Final answer:
The coupon rate for the bond issued by Johns Inc. can be determined by setting up the present value equation for the bond's price and its cash flows and solving for the annual coupon payment. This amount is then divided by the bond's par value to arrive at the coupon rate per annum.
Step-by-step explanation:
The student is asking how to calculate the coupon rate per annum (p.a.) for Johns Inc.'s 10-year semi-annual fixed coupon bond, given the bond's price, par value, and yield to maturity (YTM). To compute the coupon rate, we need to know the total annual coupon payment, which we will then divide by the bond's par value ($1,000) to get the coupon rate. Since the bond pays semi-annually, there are two periods per year. The bond is issued at $1,232.58 with a yield to maturity (YTM) of 5% p.a. Knowing that YTM represents the expected return on a bond if held to maturity, we can set up the following equation where C is the annual coupon payment:
Price = (C/2) / (1 + YTM/2) + (C/2) / (1 + YTM/2)^2 + ... + (C/2 + Par Value) / (1 + YTM/2)^(2*Years)

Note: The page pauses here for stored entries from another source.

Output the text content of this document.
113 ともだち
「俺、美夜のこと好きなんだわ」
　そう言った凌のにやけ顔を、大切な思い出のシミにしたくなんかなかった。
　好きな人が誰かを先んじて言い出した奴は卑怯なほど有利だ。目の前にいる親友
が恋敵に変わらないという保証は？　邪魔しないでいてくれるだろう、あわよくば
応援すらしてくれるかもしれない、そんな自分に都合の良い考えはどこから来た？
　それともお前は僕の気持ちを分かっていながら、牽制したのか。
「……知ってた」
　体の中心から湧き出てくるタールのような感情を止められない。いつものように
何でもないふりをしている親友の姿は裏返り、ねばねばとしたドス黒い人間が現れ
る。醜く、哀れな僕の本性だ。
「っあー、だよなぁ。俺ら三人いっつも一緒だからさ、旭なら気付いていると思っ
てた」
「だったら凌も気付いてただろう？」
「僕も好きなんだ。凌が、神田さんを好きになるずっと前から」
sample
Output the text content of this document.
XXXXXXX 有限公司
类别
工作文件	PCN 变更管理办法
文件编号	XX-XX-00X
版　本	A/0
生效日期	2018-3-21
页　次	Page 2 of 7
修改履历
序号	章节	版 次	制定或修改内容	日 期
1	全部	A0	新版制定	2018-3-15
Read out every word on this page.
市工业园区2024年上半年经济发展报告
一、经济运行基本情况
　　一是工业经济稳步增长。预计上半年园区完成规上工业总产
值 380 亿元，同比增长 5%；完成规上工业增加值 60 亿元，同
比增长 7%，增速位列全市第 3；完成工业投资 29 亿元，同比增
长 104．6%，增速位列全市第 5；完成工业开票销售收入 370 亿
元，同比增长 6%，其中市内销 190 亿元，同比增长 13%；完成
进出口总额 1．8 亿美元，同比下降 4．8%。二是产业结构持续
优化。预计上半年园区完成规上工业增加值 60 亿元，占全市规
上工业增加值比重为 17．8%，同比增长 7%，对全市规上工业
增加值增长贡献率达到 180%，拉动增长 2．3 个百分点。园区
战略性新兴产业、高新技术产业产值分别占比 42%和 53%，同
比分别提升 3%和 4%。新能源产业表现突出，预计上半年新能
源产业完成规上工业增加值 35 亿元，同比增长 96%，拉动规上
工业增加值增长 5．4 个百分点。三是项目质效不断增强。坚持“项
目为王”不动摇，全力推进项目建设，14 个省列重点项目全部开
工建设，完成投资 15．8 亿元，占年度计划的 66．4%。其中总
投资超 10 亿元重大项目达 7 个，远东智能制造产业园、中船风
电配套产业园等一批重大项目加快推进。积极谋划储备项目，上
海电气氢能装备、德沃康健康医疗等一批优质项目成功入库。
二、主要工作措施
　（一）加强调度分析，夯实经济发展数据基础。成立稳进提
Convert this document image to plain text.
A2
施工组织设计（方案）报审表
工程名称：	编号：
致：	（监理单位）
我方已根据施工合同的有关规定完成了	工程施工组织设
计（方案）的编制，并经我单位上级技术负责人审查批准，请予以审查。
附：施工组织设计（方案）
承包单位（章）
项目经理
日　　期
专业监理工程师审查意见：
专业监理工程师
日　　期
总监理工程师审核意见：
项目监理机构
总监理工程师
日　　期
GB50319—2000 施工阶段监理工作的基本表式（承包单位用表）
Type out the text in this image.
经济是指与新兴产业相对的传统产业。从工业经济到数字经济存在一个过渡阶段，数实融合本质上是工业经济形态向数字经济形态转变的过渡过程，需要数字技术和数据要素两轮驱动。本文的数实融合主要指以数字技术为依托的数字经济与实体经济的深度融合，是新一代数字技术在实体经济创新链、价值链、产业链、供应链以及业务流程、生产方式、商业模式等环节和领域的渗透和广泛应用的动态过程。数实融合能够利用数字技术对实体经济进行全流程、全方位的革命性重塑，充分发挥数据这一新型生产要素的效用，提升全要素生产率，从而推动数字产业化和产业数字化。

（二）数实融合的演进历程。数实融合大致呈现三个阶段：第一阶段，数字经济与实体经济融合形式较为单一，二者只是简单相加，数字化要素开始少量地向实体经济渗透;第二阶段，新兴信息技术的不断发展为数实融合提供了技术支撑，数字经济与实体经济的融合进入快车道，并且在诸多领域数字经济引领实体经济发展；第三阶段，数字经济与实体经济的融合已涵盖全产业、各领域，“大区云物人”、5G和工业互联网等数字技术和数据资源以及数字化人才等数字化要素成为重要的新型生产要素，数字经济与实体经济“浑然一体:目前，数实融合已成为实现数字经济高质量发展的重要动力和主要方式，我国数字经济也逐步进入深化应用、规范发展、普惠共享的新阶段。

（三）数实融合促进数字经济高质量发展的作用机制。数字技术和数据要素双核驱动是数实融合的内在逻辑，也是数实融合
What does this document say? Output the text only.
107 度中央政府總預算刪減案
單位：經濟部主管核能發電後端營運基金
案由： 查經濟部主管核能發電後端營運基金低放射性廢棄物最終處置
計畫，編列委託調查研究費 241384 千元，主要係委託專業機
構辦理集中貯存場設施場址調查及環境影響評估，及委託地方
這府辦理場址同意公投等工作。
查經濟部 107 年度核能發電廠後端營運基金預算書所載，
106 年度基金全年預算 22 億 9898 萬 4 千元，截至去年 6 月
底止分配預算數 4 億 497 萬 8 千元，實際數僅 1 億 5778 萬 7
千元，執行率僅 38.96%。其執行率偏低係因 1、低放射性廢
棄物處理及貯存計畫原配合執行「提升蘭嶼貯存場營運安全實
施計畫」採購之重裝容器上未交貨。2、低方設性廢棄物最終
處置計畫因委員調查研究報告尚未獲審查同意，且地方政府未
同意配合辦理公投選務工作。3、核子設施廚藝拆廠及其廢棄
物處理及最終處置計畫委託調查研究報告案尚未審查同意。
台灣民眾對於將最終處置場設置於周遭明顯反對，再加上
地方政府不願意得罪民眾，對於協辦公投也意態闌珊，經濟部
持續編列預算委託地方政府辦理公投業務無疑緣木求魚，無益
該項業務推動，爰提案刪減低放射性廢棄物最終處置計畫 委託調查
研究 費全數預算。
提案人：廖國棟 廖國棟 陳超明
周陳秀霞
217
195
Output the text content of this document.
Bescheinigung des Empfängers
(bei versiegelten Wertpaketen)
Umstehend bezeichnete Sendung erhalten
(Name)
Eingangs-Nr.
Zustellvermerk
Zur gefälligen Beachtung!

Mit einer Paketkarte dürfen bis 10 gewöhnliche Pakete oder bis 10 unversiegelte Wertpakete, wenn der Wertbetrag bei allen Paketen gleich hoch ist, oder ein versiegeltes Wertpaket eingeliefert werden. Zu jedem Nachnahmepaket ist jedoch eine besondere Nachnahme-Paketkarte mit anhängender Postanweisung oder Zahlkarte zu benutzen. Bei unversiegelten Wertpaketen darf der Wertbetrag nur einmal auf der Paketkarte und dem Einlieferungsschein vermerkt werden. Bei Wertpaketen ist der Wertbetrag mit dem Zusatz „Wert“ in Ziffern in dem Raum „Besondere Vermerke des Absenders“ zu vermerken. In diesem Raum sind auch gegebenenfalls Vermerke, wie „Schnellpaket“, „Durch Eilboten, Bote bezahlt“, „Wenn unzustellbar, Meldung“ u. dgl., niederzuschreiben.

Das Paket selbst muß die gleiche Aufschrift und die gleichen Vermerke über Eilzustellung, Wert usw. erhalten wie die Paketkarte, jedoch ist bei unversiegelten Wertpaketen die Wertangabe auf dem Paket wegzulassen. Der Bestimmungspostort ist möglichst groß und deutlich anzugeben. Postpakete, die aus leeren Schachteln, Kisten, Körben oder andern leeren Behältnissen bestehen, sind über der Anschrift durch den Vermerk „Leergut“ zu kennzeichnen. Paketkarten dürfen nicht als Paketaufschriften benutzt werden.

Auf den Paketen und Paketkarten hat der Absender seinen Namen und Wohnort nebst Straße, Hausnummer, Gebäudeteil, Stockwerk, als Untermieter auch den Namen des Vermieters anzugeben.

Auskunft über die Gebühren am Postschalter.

Using a financial calculator or appropriate software, we input the following: N = 20 periods (10 years times 2, because of semi-annual payments), PV = -$1,232.58 (negative since it's an outflow), FV = $1,000, PMT = C/2 (which we're solving for), I/Y = 2.5% (because the YTM is 5% divided by 2 for semi-annual periods), and compute for PMT. Once we have the value for PMT, we can double it to get the total annual coupon payment (C) and then divide by the par value to obtain the coupon rate.